Shared driverless cars could make roads safer, transport cheaper, and reduce vehicle numbers dramatically, according to a transport expert.
Work by Professor Hussein Dia from the Swinburne University Smart Cities Research Institute has suggested that more than 80% of cars could come off the road if fleets of shared, self-driving, electric vehicles become reality.
Dia is advising Australian road regulators on how to plan for this future.
In Australia, he said, data shows that peak car-sharing occurred in all major cities in roughly 2004, at least in terms of passenger-kilometres per capita. Increasing urbanisation, environmental awareness, and cost, all contributed to this fact.
Dia sees a future of fleets of shared self-driving vehicles accessed through apps powered by optimisation software calculating the most efficient route for multiple passengers.
Only 12% of cars required
In 2017, Dia’s team simulated what could happen to Melbourne if autonomous, taxi-like vehicles were available. They found that if the majority used self-driving shared vehicles, the number of vehicles on the road could drop between 43% and 88%.
“We can meet our demand for mobility using only 12% of the existing vehicle fleet,” he said. It could also free up as much as 83% of on-street parking and significantly lower carbon emissions, he noted.
Dia cited the success of the recent addition of the uberPOOL function to the Uber app service, in which a driver picks up and drops off multiple passengers going in the same direction.

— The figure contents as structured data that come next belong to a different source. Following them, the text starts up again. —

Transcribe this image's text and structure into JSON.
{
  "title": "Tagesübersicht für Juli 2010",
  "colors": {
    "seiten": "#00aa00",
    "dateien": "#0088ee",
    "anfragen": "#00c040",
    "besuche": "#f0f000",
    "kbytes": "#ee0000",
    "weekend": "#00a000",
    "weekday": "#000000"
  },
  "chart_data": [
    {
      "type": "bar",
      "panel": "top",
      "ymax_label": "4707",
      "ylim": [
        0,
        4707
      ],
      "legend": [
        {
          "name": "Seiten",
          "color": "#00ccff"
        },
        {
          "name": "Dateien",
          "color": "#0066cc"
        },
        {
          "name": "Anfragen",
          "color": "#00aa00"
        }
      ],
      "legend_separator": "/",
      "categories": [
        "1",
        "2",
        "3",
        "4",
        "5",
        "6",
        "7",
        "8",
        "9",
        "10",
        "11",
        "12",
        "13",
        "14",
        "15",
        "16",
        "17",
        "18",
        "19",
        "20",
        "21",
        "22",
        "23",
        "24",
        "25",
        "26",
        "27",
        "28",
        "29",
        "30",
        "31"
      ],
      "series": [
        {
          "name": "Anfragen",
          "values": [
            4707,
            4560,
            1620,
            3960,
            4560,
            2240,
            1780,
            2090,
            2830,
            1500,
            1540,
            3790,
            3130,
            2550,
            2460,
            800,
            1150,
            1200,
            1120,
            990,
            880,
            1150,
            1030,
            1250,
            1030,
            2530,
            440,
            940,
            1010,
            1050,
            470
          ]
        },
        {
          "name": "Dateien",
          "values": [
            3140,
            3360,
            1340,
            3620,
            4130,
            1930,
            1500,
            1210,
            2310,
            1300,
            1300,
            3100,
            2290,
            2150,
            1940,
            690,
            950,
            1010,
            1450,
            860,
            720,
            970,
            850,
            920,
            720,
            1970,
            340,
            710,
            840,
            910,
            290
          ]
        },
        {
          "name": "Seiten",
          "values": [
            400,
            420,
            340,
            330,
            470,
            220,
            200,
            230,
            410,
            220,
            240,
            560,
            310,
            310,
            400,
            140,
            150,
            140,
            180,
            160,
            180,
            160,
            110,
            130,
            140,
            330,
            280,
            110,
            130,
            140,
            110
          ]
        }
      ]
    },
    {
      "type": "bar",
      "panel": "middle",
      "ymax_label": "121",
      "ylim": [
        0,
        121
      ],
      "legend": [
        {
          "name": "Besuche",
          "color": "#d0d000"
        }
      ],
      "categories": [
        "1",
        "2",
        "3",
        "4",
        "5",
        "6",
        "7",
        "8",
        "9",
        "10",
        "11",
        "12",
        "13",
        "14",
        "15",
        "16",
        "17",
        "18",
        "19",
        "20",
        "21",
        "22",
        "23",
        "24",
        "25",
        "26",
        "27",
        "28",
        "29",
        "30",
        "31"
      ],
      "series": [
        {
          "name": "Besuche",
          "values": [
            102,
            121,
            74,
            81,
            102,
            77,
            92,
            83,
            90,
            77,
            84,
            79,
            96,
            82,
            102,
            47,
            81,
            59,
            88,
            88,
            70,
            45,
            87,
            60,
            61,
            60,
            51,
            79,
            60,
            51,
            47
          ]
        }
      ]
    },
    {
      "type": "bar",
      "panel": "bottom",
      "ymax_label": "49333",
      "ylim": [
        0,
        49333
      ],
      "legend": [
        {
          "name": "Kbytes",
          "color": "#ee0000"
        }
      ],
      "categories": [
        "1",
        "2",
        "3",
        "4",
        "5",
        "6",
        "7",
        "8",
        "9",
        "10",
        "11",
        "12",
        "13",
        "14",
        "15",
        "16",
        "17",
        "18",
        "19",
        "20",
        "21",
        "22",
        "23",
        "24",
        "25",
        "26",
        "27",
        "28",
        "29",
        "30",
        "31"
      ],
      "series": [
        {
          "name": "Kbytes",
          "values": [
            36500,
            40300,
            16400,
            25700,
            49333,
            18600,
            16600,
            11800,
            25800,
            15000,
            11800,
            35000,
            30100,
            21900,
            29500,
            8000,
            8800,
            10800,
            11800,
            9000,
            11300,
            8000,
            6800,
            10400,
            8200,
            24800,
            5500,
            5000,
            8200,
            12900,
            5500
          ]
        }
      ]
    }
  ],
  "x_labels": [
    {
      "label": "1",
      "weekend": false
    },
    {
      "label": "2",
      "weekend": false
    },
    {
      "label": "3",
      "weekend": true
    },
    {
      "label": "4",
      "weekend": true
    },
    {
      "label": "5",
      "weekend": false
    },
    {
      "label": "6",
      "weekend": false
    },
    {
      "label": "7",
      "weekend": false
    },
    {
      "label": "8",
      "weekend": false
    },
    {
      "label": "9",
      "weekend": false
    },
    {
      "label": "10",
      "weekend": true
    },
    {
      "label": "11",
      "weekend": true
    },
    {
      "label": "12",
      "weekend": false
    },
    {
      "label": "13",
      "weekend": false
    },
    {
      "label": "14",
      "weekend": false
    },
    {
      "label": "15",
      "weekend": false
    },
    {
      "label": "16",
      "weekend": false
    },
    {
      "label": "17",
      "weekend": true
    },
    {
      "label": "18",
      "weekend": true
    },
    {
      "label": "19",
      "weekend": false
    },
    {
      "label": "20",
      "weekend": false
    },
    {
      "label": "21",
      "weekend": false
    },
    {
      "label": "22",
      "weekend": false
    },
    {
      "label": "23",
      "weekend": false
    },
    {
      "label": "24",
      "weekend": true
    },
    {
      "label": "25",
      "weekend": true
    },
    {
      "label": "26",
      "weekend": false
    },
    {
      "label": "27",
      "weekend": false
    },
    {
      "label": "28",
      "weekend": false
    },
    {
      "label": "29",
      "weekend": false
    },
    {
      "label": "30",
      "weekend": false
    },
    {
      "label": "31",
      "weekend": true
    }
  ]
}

The line will increasingly be blurred between the bus and a shared driverless car, he added. Ride-sharing is already much cheaper than taxis or single-passenger Ubers. If ride-sharing becomes common using driverless cars, Dia pointed out that the cost could come down by as much as 70%, bringing a ride-sharing service close to or below current public transport costs.
Dia also looks forward to a reduction in the 3,000 people that die daily in accidents caused by driver error globally. “We find that 90% of road accidents are due to human error, so it makes perfect sense to remove the driver, which is the key source of error.”